David Nash, M.D., is one of the best-known pioneers in the world of population health management and related areas, in U.S. healthcare. For two decades, he has been leading change, and urging his fellow physicians and other healthcare leaders forward, to transform the U.S. healthcare industry from a volume-based payment and delivery system, to a value-based one.
Dr. Nash, the author of numerous books and countless articles, was named Founding Dean of the Jefferson College of Population Health (JCPH; itself a part of Thomas Jefferson University in Philadelphia) in 2008. He is also the Dr. Raymond C. and Doris N. Professor of Health Policy. He is a board-certified internist who is internationally recognized for his work in public accountability for outcomes, physician leadership development and quality-of-care improvement.
Dr. Nash will be chairing the Eighteenth Population Health Colloquium, to be held at the Loews Philadelphia Hotel in Philadelphia, next week, March 19-21. He and his colleagues at JCPH will be bringing together a host of national leaders in the population health/care management/value-based payment and delivery area, to discuss a broad range of important policy, payment, strategic, and operational topics in that broad area. He spoke recently with Healthcare Informatics Editor-in-Chief Mark Hagland, regarding the current moment in—and future prospects of—the population health management phenomenon. Below are excerpts from that interview.
David B. Nash, M.D.
Starting at a “40,000-feet-up” level, what would your elevator speech be these days, to explain the strategic and operational landscape around population health?
My elevator speech is that we have to move from volume to value, to prevent the U.S. healthcare system from collapsing under its own weight; and whether the private sector does it first, or Uncle Sam does it first, someone has to do it. And [the path towards a value-based payment and delivery system] is moving inexorably forward.
One of the interesting things about the speeches that were made last week at the HIMSS Conference and elsewhere, by federal healthcare officials, was their stated commitment to compelling providers forward towards value, even as they also support the idea of free-market-driven healthcare change.
And we weren’t at HIMSS, but we were thrilled that Secretary Azar [Alex Azar, Secretary of Health and Human Services] and Administrator Verma [Seema Verma, Administrator of the Centers for Medicare and Medicaid Services] have explicitly embraced value-based payment.

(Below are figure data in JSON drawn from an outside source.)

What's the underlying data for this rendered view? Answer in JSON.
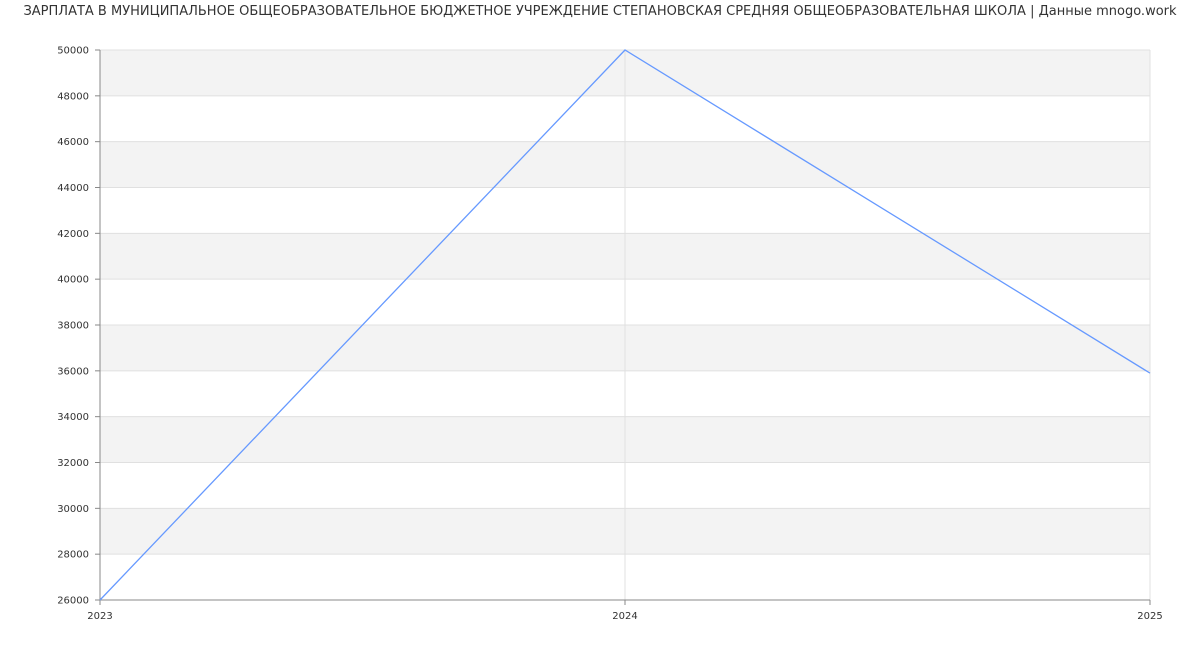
{
  "chart_data": {
    "type": "line",
    "title": "ЗАРПЛАТА В МУНИЦИПАЛЬНОЕ ОБЩЕОБРАЗОВАТЕЛЬНОЕ БЮДЖЕТНОЕ УЧРЕЖДЕНИЕ СТЕПАНОВСКАЯ СРЕДНЯЯ ОБЩЕОБРАЗОВАТЕЛЬНАЯ ШКОЛА | Данные mnogo.work",
    "x": [
      "2023",
      "2024",
      "2025"
    ],
    "series": [
      {
        "values": [
          26000,
          50000,
          35900
        ],
        "color": "#6699ff"
      }
    ],
    "ylim": [
      26000,
      50000
    ],
    "yticks": [
      26000,
      28000,
      30000,
      32000,
      34000,
      36000,
      38000,
      40000,
      42000,
      44000,
      46000,
      48000,
      50000
    ],
    "grid": true,
    "band_color": "#f3f3f3",
    "grid_color": "#e0e0e0"
  }
}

So, I’ve been saying for some time that building the foundation for population health initiatives in the U.S. healthcare system has been a bit like what happened when they built the Transcontinental Railroad in the 1860s, where at one point, people were literally taking pickaxes and breaking ground in the Rocky Mountains in order to lay the first tracks there. Where would you say we are right now in terms of laying the broad foundation or population health management across the U.S. healthcare system?
I would say that we’ve got most of the track laid, and the train is running slowly, and we’re testing the track right now. That’s about where we are with this.
Is there enough of a critical mass of literature now to help guide those who wish to pursue a population health management path?
That’s a great question. We think there’s just enough critical mass now, yes, a lot of it communicated in our Population Health Journal. But the evidence to support the journey, has reached a critical mass, yes. The evidence we’re lacking is the critical timing. But the road to redemption is paved with V-B payment. How fast we can lay that down, now that is a problem.
Do most physicians in practice understand what’s going on now, on a broad level? And where are they in terms of their buying into the reality, and accepting where everything’s headed?
To be honest, I believe it [physicians’ buying into the reality of payment and delivery system change] is breaking down along age-related lines. Physicians 60 and over, and forget about it. Those 45 to 60? They’re grudgingly aware of what’s going on; they’re not really going to dramatically change what they do, but they’ll cooperate just enough to maintain their status. Those 30 to 45? They’re saying, count me in. Of course, there are exceptions in all the age categories; but in terms of broad generalizations, this one holds up.
Inevitably, then, with regard to most of the over-60 physicians in practice, you just have to work around them?
Totally! We totally have to work around them here. You have to kind of make a command decision, and move forward, and accept reality, and do what you can do.
So, looking at that key 45-to-60 group of physicians in practice, what are the critical success factors in engaging them to get cooperation to participate in transformational change?
Honestly, the key is pain. If you’re a primary care physician, you’re experiencing pain right now [with payment shifts], and things are going to change, and that will motivate you. If you’re a subspecialist, the economics aren’t there yet, so you won’t change dramatically. But as the pain level increases, you change. That’s what’s pushing physicians forward.